Les Danverclones avancèrent en silence. Avec une stupéfiante rapidité de leurs membres tentaculaires et décharnés, quatre d’entre elles me saisirent par les bras pendant qu’une autre s’emparait de mon sac et une dernière de mon pistolet. Une septième, qui se révéla être le chef de section, parla brièvement dans son NDBDP-phone.
— Cible numéro un localisée et appréhendée.
Elle replia son portable d’un coup sec et fit quelques gestes aux autres Mrs Danvers, qui entreprirent de sauter hors du poème en commençant par celles qui étaient à la fin. Je jetai un coup d’œil à Colin, lui aussi fermement entravé. Une Danverclone avait sorti sa licence de taxi de son portefeuille et la déchira sous son nez avant d’en disperser les morceaux. Il me lança un regard où je pus lire un profond mécontentement, mais il ne paraissait pas dirigé contre moi, plus contre les Danverclones et les circonstances. J’étais en train de me demander où on allait m’emmener quand un léger craquement se fit entendre dans l’air et qu’apparut devant moi celle qui avait acquis récemment auprès de moi le titre de pire ennemie. Elle était toute de cuir vêtue, comme à son habitude, avec deux automatiques à la hanche et un maxi-manteau qui tombait jusqu’au sol. Elle me lança un regard mauvais et je songeai à lui cracher dans l’œil avant d’y renoncer. Elle était trop éloignée, et si je la ratais, ma position en aurait été encore affaiblie.
— Tiens, tiens, dit Thursday1-4, la grande Thursday Next a fini par s’avouer vaincue.
— Waou, rétorquai-je. Le noir est manifestement la couleur en vogue ces temps-ci.
Elle ignora ma remarque et poursuivit :
— Vous savez, ça commence à être très rigolo d’être vous. Le sénateur Paprass m’a confié l’ensemble des droits qui étaient ordinairement les vôtres. Vous dans le Monde des Livres, vous au sein du Conseil des Genres, vous dans le très attendu Le retour de Thursday Next cette fois : c’est mes oignons dont le projet est désormais accepté, et enfin vous dans le Monde Extérieur. C’est ce rôle-là que je préfère. Autant de Landen que je veux (elle s’approcha de moi et baissa la voix) et croyez-moi, je demande beaucoup !

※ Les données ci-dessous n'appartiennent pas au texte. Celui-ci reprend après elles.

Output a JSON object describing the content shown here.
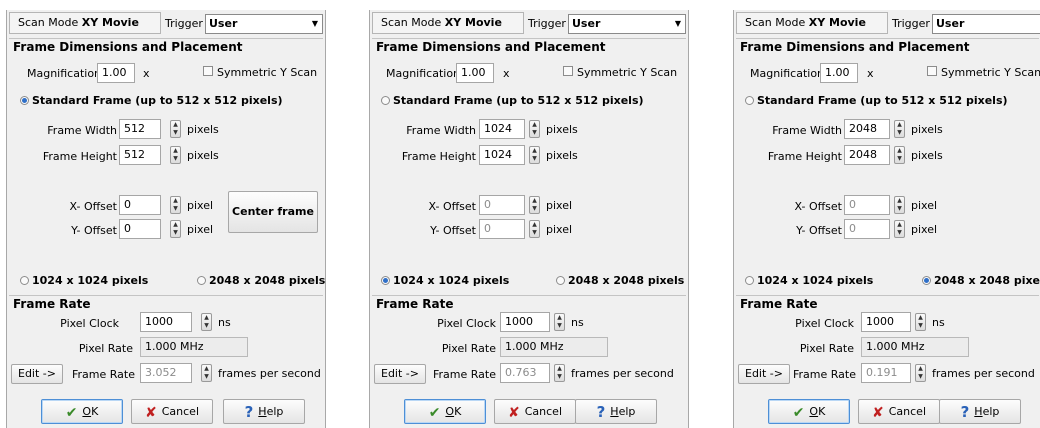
{
  "common": {
    "scan_mode_prefix": "Scan Mode",
    "scan_mode_value": "XY Movie",
    "trigger_label": "Trigger",
    "trigger_value": "User",
    "frame_section_title": "Frame Dimensions and Placement",
    "magnification_label": "Magnification",
    "magnification_value": "1.00",
    "magnification_unit": "x",
    "symmetric_label": "Symmetric Y Scan",
    "standard_frame_label": "Standard Frame (up to 512 x 512 pixels)",
    "frame_width_label": "Frame Width",
    "frame_height_label": "Frame Height",
    "pixels_unit": "pixels",
    "x_offset_label": "X- Offset",
    "y_offset_label": "Y- Offset",
    "pixel_unit": "pixel",
    "center_frame_label": "Center frame",
    "option_1024_label": "1024 x 1024 pixels",
    "option_2048_label": "2048 x 2048 pixels",
    "frame_rate_section_title": "Frame Rate",
    "pixel_clock_label": "Pixel Clock",
    "pixel_clock_value": "1000",
    "ns_unit": "ns",
    "pixel_rate_label": "Pixel Rate",
    "pixel_rate_value": "1.000 MHz",
    "edit_label": "Edit ->",
    "frame_rate_label": "Frame Rate",
    "fps_unit": "frames per second",
    "ok_underlined": "O",
    "ok_rest": "K",
    "cancel_label": "Cancel",
    "help_underlined": "H",
    "help_rest": "elp",
    "icons": {
      "ok": "check-icon",
      "cancel": "x-icon",
      "help": "question-icon",
      "spin": "spin-arrows-icon",
      "dropdown": "chevron-down-icon"
    }
  },
  "panels": [
    {
      "frame_width": "512",
      "frame_height": "512",
      "x_offset": "0",
      "y_offset": "0",
      "frame_rate": "3.052",
      "selected": "standard"
    },
    {
      "frame_width": "1024",
      "frame_height": "1024",
      "x_offset": "0",
      "y_offset": "0",
      "frame_rate": "0.763",
      "selected": "1024"
    },
    {
      "frame_width": "2048",
      "frame_height": "2048",
      "x_offset": "0",
      "y_offset": "0",
      "frame_rate": "0.191",
      "selected": "2048"
    }
  ]
}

Je poussai un énorme rugissement de colère et tentai avec force de me libérer des Danverclones, mais sans espoir. Elles ricanèrent toutes et Thursday1-4 sourit avec malveillance.
— Il est temps pour vous de disparaître, Thursday, grogna-t-elle.
Elle jeta une paire de menottes aux Danvers qui me placèrent les mains derrière le dos et me les enfilèrent. Puis elle m’agrippa le bras, saisit mon sac des mains du clone qui me l’avait pris et s’apprêtait à s’éloigner quand s’éleva la voix de la Danvers en chef.
— J’ai pour ordre de l’emmener à l’île St Joseph dans Papillon, comme prévu par vous, Miss Next1-4.
Mon alter ego se tourna vers la patronne du groupe, la contempla de haut en bas, ricana et laissa tomber :
— Vous avez fait votre boulot, Danny, vous serez récompensée. C’est ma prisonnière.
Mais Mrs Danvers avait reçu un ordre, et les Danvers ne faisaient qu’une chose : ce qu’on leur demandait. Elles s’en acquittaient plutôt bien et ne dérogeaient qu’en présence d’un contrordre écrit.
— J’ai des instructions signées, dit-elle plus fermement.
Les autres Danvers firent un pas en avant et trois d’entre elles sortirent une arme de leurs jupons.
— Je les annule.
— Non, répliqua Mrs Danvers. J’ai reçu un ordre, je vais m’y tenir et l’emmener avec moi.
— Écoute-moi, face de pet, gronda Thursday1-4. Maintenant, c’est moi la nouvelle Mrs de Winter, pigé ?
Mrs Danvers recula d’un pas sous l’effet d’une stupeur horrifiée et Thursday1-4 en profita pour sauter hors du poème en m’entraînant avec elle.
Je m’attendais à une tombe toute prête – ou pire, une pelle et un emplacement où en creuser une. Mais non, rien de tel. À la place, nous arrivâmes dans un endroit qui ressemblait plus à une demeure géorgienne de standing moyen, et fort heureusement, aucune trace de pelle. Mais un Bradshaw, cinq sœurs Bennet et Mr Bennet, qui m’observaient tous avec espoir, ce qui était assez déconcertant.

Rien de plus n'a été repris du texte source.